Physicians associate certain odors with certain illnesses, especially diseases resulting from inborn errors of metabolism, in which the usual metabolic pathways are subverted because enzymes are faulty or lacking.

The urine of children with phenylketonuriahas a sweet almond smell. In phenylketonuria, the enzyme phenylalanine hydroxylase is missing and phenylalanine builds up, which is toxic to the brain in the early years of life. Newborns are now routinely tested for the malady and treated by a diet low in phenylalanine.

Not many years ago, however, the disease went untreated, and the resulting retarded children were often institutionalized, imparting to institutions their sweet almond smell. Maple syrup urine disease is another metabolic disorder. And diabetics, who are metabolizing fats into ketones because they lack the hormone insulin to move sugar into their cells where it can be used, have a characteristic fruity ketone odor to their breath (an odor in the family with acetone, nail polish remover).

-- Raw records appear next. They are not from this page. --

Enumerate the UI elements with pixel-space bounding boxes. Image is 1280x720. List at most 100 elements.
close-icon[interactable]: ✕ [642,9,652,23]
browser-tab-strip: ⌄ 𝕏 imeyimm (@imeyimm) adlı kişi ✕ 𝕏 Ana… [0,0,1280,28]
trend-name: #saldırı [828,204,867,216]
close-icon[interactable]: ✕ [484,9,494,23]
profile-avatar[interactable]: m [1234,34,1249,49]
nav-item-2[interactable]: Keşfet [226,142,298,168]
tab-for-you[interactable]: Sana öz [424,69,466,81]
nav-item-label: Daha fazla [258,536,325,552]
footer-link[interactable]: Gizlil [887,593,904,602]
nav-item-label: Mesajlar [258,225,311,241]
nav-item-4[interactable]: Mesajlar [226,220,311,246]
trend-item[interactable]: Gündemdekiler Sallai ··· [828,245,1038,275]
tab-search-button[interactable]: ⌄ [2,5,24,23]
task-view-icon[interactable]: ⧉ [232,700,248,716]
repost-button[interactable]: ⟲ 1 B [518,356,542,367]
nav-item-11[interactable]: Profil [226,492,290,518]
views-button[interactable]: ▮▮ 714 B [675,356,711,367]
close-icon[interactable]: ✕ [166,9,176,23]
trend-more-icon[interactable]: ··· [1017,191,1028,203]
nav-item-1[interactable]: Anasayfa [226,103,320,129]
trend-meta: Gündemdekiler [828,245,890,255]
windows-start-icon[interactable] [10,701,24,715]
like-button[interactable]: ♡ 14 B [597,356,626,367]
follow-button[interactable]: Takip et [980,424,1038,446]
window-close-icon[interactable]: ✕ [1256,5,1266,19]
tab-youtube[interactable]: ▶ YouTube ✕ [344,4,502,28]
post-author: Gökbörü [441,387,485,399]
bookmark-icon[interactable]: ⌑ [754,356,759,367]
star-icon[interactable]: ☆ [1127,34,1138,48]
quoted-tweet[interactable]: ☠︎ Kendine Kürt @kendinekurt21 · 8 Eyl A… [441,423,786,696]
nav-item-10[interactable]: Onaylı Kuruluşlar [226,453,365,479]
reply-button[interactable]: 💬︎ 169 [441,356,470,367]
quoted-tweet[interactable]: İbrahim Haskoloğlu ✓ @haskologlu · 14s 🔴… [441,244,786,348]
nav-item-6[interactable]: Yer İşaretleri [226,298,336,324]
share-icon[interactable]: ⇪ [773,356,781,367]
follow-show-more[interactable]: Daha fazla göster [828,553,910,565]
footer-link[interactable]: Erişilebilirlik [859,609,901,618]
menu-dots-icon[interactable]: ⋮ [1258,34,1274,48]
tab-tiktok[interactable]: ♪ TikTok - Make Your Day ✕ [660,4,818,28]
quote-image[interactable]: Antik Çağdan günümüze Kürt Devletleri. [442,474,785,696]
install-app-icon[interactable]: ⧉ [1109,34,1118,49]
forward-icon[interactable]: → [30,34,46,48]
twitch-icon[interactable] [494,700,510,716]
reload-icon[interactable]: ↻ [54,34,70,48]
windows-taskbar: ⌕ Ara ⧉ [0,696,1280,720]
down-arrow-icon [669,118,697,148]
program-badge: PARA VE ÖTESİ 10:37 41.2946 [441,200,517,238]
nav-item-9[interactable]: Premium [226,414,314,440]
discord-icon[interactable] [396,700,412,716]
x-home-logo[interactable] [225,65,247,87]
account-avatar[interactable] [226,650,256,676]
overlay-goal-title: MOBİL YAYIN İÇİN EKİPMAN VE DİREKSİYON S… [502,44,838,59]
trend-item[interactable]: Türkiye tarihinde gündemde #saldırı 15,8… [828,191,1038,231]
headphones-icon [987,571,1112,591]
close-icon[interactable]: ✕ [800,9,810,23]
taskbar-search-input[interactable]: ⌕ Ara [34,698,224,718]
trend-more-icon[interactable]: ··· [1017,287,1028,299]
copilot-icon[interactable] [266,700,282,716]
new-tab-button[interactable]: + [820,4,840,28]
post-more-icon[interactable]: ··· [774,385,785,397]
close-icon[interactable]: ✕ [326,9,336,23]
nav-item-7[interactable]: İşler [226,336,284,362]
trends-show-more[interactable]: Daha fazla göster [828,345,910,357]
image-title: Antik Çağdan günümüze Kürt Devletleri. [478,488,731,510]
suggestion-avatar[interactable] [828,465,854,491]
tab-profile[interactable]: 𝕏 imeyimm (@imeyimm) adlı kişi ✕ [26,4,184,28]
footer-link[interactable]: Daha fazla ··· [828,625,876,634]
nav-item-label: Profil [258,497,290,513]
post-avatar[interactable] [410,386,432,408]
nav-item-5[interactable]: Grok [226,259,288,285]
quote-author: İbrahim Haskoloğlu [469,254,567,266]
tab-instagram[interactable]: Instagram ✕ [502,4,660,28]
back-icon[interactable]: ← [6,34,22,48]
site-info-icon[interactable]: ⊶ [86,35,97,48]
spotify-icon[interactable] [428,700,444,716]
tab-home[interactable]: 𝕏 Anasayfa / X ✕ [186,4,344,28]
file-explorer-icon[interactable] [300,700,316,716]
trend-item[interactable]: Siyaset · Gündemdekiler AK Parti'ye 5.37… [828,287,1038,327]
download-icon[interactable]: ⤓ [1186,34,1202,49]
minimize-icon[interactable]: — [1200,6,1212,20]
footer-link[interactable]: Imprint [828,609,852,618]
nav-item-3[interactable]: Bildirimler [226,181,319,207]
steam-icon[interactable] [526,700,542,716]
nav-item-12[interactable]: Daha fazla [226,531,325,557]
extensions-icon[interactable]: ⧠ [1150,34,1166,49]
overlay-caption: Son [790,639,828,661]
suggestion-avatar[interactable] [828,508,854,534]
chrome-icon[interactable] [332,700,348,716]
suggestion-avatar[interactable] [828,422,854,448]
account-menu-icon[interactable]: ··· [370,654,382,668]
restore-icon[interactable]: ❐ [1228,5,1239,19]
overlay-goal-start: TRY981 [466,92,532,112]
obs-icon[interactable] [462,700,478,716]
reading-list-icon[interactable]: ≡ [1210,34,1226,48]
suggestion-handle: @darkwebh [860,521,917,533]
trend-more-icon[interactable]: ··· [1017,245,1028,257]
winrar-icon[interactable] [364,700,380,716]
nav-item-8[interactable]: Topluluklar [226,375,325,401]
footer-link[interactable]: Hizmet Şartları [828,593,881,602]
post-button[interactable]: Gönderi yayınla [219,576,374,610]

Francis Bacon and others wrote of the plague’s smell of “mellow apples.” Other smell descriptions of disease: typhus, mouselike; measles, like freshly plucked feathers; scarlatina, like fresh hot bread; eczema and impetigo, moldy; and nephritis, like chaff.

Healthy people should be free of such strange odors, and this perhaps provides a subliminal criterion for humans in the search for potential mates. Odor estrangement from one’s group is not good. A
few years ago, my friend Barb, a hospital dietitian, worked out a special diet for a patient with “fish odor syndrome,” or tnmethylaminuria.

The patient’s problem was related to excessive dietary choline, resulting in a buildup of trimethyl alanine generated by gut bacteria that could not be metabolized by the liver, again because of a lacking enzyme. His faulty protein metabolism resulted in a strong body odor of rotting fish, unpleasant to those around him. The diet improved his odor.